Table 1. Scene change detection performance of the INMF.
|True Positives #||590||174||764|
|False Negatives #||42||28||70|
|False Positives #||120|
Bucak, S.S., Gunsel, B.,” Video Content Representation by Incremental Non-negative Matrix Factorization, “ IEEE International Conference on Image Processing (ICIP), San Antonio, Texas, USA, 16-19 September 2007.
Clustering via NMF
It has been shown that (Ding & Li, 2006) non-negative matrix factorization is related to K-means clustering. After investigating this relationship and extending it to the incremental non-negative matrix factorization (INMF) scheme, we aim to implement the clustering ability of NMF on video content representation task. Formerly, we have been using reconstructing performance as a criterion in detecting scene changes for video content representation tasks. We now investigate whether the performance of the INMF in this task could be improved by adding and using its clustering feature.

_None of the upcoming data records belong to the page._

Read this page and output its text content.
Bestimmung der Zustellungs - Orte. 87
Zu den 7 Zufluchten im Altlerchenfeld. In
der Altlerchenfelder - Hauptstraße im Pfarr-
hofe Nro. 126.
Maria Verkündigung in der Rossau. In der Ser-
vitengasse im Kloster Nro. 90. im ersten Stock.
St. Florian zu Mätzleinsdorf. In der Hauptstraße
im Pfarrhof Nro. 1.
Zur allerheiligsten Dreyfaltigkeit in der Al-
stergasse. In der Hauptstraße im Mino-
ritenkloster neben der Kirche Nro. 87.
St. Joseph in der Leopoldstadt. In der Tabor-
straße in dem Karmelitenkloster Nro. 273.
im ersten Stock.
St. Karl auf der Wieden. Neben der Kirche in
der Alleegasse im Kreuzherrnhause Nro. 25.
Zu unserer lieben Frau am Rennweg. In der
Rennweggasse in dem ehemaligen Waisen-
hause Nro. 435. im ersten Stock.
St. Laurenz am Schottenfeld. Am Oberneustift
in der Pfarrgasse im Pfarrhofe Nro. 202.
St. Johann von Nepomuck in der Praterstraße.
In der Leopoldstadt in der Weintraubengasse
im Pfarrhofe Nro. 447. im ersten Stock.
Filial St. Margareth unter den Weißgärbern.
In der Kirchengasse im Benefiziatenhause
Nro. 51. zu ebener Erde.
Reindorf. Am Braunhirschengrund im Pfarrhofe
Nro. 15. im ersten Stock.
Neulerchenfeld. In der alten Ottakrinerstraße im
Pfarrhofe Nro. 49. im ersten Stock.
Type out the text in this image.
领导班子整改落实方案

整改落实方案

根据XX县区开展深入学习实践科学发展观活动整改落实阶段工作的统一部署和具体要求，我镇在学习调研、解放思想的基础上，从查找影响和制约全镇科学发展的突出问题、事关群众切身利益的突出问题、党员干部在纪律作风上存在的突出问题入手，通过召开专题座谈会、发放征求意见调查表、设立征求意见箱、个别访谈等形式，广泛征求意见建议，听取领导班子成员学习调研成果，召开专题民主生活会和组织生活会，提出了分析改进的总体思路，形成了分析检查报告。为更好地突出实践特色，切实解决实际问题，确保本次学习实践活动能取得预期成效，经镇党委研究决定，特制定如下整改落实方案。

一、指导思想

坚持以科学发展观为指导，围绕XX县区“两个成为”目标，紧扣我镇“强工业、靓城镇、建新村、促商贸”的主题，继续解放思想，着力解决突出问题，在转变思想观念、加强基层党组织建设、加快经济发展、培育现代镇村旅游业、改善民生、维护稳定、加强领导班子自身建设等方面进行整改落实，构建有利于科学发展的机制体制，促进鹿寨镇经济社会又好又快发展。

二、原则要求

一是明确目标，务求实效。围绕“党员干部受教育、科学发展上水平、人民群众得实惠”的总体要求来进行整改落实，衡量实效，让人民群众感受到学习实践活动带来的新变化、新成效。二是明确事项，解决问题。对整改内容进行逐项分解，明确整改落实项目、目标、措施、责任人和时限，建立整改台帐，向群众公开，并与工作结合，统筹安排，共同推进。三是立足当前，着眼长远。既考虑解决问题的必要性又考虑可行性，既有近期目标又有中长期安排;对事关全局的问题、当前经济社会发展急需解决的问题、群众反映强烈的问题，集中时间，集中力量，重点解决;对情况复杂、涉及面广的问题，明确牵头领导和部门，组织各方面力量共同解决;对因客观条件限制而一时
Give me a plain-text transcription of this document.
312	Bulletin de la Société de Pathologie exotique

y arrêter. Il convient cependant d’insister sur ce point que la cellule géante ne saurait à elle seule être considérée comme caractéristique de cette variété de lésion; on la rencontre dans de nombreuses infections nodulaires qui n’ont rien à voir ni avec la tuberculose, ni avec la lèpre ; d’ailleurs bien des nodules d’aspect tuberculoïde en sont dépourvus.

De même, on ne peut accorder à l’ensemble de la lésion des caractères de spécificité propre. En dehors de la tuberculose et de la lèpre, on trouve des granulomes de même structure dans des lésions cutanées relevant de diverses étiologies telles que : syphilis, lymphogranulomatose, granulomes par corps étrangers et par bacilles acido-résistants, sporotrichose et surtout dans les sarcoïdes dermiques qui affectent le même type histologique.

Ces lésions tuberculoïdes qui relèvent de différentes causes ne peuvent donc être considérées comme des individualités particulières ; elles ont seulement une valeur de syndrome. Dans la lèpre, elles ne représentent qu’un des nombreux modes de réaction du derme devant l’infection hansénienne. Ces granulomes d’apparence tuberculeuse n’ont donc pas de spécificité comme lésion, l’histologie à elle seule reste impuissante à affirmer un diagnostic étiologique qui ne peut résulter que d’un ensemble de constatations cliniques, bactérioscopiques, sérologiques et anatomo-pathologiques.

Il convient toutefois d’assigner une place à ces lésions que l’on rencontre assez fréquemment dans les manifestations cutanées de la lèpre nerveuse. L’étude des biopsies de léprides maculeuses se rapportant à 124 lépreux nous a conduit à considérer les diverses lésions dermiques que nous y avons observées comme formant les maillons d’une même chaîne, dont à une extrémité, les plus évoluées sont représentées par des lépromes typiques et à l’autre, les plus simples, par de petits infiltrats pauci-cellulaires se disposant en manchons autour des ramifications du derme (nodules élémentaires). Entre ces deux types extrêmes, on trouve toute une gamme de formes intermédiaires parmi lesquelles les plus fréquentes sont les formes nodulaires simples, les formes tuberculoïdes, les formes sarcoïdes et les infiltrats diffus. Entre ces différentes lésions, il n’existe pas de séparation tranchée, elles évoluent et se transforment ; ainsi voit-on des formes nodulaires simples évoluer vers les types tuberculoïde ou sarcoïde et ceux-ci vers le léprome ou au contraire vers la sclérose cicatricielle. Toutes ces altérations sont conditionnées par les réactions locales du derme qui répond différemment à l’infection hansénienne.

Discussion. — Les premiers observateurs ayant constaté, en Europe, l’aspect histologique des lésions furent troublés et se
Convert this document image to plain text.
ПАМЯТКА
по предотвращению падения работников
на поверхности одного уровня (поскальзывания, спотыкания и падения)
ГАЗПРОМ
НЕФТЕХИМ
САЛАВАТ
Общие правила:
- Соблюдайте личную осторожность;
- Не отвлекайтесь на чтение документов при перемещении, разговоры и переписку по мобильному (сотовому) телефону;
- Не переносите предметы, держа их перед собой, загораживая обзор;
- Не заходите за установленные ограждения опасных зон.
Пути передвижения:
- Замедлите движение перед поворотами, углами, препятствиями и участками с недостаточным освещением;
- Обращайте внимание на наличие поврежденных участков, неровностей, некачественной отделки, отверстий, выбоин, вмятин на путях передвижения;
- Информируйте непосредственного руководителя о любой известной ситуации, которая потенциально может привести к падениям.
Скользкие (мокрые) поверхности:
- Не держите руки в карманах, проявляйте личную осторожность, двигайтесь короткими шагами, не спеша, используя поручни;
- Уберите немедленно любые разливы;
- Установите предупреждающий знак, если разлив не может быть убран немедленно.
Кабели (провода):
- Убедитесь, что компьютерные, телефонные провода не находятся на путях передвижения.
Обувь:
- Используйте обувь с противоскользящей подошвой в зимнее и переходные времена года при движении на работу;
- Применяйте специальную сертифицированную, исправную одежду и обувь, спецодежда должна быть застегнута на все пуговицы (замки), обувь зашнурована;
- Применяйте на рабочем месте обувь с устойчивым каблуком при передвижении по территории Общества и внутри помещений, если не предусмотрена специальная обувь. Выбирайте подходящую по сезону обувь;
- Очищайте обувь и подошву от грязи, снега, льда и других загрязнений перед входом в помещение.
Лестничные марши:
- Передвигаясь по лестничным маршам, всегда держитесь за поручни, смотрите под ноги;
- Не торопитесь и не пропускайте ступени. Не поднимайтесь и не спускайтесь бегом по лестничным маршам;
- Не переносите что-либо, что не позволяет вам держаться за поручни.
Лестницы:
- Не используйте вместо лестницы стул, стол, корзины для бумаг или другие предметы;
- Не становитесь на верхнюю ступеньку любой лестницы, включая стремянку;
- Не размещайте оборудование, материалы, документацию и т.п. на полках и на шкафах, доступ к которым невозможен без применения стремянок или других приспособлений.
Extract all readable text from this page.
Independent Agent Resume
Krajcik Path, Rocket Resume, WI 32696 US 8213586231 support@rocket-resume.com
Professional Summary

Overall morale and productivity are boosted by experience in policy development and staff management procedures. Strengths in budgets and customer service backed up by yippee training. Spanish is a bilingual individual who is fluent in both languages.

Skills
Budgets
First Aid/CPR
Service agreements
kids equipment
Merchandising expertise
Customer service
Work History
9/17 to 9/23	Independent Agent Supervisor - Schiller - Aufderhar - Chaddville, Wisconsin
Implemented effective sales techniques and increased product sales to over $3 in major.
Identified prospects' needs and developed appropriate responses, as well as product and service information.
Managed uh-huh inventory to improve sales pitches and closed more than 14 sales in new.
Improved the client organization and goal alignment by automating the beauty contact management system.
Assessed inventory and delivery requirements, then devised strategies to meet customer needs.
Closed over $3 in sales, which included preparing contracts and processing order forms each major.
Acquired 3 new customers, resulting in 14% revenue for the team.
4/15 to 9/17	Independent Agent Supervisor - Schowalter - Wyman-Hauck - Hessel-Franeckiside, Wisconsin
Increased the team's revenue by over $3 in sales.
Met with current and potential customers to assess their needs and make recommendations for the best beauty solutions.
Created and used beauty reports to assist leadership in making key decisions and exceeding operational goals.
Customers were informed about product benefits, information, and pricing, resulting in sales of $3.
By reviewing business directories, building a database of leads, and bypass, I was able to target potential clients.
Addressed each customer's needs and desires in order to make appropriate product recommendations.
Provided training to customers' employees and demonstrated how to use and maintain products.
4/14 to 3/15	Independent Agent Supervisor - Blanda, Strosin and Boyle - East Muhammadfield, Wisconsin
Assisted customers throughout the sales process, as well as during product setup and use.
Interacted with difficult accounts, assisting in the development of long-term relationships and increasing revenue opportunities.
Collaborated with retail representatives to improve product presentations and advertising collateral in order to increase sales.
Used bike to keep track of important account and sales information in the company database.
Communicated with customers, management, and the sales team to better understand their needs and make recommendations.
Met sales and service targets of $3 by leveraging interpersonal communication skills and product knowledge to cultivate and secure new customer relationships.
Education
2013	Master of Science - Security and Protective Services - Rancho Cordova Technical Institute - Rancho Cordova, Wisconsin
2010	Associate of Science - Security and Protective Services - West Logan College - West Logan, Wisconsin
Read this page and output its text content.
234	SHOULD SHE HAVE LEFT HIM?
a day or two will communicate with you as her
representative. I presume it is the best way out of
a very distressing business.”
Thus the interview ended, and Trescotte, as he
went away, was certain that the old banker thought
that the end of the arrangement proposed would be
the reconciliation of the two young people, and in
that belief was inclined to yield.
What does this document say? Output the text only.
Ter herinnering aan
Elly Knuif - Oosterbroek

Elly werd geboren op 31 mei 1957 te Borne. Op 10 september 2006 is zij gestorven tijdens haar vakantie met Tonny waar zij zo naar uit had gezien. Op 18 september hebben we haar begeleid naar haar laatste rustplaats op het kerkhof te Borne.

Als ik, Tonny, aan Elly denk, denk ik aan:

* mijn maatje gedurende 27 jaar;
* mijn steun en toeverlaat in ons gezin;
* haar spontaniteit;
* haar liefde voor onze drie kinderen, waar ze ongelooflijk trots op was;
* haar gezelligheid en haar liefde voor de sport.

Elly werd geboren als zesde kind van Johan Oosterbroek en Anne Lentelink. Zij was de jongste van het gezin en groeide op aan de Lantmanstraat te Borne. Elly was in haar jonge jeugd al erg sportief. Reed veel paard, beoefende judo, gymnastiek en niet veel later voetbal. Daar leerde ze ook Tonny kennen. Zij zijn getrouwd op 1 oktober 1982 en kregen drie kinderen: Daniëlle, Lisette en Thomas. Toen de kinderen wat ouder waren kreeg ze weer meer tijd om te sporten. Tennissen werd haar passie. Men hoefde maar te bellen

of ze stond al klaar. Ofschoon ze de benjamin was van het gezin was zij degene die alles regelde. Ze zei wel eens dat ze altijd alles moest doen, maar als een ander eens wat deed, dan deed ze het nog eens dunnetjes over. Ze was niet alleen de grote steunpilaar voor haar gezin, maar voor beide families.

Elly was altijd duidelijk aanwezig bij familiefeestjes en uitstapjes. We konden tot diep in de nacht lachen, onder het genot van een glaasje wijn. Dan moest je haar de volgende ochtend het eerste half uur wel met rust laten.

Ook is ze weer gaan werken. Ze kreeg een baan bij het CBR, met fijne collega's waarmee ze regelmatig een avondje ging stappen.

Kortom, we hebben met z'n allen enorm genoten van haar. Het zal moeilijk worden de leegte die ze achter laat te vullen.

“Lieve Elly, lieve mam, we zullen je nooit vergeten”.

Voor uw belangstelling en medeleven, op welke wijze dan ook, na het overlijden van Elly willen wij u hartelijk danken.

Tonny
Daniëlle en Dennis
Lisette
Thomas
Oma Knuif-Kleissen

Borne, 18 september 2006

Our aim is to include the performance criteria used in clustering tasks into our project in order to obtain better decision criteria for scene change detection and key frame selection tasks.
Clustering approach of NMF could also be useful in understanding the nature of NMF. Our recent experiments have shown that rank selection, clustering and sparseness are related in NMF implementations. Examining clustering performance of the representations could be useful in determining the optimal rank. Hence, we are currently investigating the relationship between rank and clustering, and working on finding optimal rank selection scheme based on clustering performance criteria.